Still there is alot of work, changes and improvements in 4.9 that implies its still not that mature in 4.8.
LTO means applying optimizations at the point of link time --- where you DO now have all the functions at hand. There are a variety of optimizations that can be performed, and I personally would be interested in knowing quite what GCC and LLVM implement.
Dead code stripping is obvious --- remove functions that are never called. Linkers have done this before, but with more compilation knowledge available they can do a better job. Eg, in the past if you had that f() called g(), and g() called f(), but no-one else ever called f() or g(), the linker might not detect that f() and g() are dead if it was doing very simple check for "is used or not".
More interesting are things like call optimization --- if a certain function is only ever called by another certain function, rather than generic marshaling of parameters on the stack or in registers, the callee can just use the registers already in use by the caller --- or maybe even can be inlined, even from another file.

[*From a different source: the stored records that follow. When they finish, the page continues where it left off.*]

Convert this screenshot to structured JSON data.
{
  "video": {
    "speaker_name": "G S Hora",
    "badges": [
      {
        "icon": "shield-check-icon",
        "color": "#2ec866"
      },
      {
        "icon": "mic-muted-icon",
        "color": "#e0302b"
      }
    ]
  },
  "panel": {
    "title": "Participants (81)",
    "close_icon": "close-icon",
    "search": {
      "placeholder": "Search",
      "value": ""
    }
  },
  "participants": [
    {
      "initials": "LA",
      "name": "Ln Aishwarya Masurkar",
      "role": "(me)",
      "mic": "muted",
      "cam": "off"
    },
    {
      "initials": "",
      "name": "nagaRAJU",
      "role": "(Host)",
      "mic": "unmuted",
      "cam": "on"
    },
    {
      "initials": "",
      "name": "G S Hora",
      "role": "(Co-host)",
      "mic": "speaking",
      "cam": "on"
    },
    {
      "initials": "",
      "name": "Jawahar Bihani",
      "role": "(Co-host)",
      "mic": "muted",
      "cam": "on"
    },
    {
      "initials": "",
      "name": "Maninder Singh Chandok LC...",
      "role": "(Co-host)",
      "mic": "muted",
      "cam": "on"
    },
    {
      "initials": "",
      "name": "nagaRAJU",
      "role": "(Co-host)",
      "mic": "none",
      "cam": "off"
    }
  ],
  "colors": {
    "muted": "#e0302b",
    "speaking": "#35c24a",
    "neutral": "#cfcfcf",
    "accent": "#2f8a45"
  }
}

Even more interesting IMHO are code and data reorganization. Code is laid out in an attempt to ensure that functions that are called together lie on the same page. A more aggressive version of this attempts to detect code that is rarely called (eg error handling code) to different pages, so that what's packed into each active page is as much commonly used code as possible, making your TLB entries and cache lines that much denser. These can do an OK job just with heuristics, but can do a rather better job with profile-directed-feedback, which, as I understand it, is one of the areas LLVM is trying hard to make work better. (PDF was one of the original goals of LLVM, but it got dropped by the wayside when there were so many other things to do. I'm guessing one reason it's coming back to prominence is that Apple finally has enough of the essentials in Xcode to feel it's at parity with Dev Studio, and can move on to adding this. PDF and code rearrangement were available on PPC MacOS before OSX, so Apple actually already code in-house for the basic algorithms, it's just a matter of integration.)
You can also attempt to apply the usual sort of optimizations between functions. For example if a condition holds in f() the same condition will hold in called function g(), so a test for it in g() is obsolete and can be removed.
Hopefully they can make it work better than that, but any time you require profiling for performance, you're adding a step that developers won't want to do.